The NBU noted that headline inflation stood at 7.6% y-o-y in February, slightly above its forecast, while core CPI at 7.0% was fully in line. However, the Bank emphasized that the future inflation trajectory will likely exceed its current forecast due to spillovers from the Middle East conflict via higher global energy prices. The NBU estimates the direct impact of higher oil prices on its end-2026 headline inflation forecast (7.5%) at 0.45pp and indirect effects at roughly double that level (implying 1.5bp total impact). It also noted that a sustained oil price range of $80-100/bbl could add $1.5-3.0bn to imports.

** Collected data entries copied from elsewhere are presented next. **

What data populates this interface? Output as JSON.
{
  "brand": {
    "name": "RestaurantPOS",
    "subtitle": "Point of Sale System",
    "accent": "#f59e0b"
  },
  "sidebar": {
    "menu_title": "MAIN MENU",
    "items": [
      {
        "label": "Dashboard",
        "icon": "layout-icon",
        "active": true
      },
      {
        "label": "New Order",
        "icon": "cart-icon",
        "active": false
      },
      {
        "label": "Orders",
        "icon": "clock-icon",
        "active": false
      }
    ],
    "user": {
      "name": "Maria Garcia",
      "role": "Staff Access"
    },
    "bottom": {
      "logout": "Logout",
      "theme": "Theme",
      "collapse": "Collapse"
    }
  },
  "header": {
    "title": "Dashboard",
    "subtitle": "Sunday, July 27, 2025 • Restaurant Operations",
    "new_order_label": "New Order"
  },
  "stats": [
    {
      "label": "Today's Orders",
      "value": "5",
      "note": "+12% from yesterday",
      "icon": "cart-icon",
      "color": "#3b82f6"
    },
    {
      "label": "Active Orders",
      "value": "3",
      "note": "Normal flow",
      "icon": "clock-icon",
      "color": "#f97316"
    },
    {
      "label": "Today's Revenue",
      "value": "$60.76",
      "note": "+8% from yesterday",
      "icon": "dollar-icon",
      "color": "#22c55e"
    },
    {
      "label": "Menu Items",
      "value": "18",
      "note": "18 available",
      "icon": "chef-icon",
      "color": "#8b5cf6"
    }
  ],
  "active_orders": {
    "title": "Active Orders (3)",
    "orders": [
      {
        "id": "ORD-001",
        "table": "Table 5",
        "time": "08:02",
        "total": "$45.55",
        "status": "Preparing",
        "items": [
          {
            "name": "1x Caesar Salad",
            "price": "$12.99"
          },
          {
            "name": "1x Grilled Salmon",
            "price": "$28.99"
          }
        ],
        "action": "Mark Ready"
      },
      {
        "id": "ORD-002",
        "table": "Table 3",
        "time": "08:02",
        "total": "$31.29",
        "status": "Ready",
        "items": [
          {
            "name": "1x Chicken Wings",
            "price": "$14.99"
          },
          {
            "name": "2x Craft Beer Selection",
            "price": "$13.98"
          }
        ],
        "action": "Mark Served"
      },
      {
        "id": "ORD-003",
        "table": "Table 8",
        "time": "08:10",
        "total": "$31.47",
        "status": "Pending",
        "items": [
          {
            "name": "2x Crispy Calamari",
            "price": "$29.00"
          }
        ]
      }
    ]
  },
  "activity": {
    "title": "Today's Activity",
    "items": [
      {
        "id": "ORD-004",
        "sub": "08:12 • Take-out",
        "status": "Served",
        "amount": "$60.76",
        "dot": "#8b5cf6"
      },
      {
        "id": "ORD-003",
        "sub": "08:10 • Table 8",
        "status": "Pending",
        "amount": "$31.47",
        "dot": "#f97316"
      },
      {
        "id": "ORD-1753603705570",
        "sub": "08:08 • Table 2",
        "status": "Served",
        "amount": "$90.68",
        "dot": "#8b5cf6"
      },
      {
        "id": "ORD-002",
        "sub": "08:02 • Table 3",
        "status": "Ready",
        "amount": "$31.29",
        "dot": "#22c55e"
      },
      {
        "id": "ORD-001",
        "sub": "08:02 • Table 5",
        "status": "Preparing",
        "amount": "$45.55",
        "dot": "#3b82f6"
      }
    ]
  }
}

Regarding its policy outlook, the NBU stated it will refrain from monetary easing if pro-inflationary risks persist and stands ready to hike the key rate or deploy additional measures should risks intensify.
The central bank reiterated that the war in Ukraine remains the dominant risk to the inflation outlook, while geopolitical uncertainty increased markedly last month, primarily due to the Middle East conflict. A prolonged war with Iran would amplify inflationary pressures and potentially strengthen Russia’s capacity to sustain its war against Ukraine. Other downside risks include disruptions or shortfalls in external financing, rising fiscal funding needs, and broader global conflict escalation. Upside factors include stronger military and financial support from partners and intensified international efforts to end Russia’s war.
The NBU will publish minutes from the latest Monetary Policy Committee meeting on Mar. 30. The next rate meeting, including revised macro forecasts and updated rate guidance, is scheduled for Apr. 30.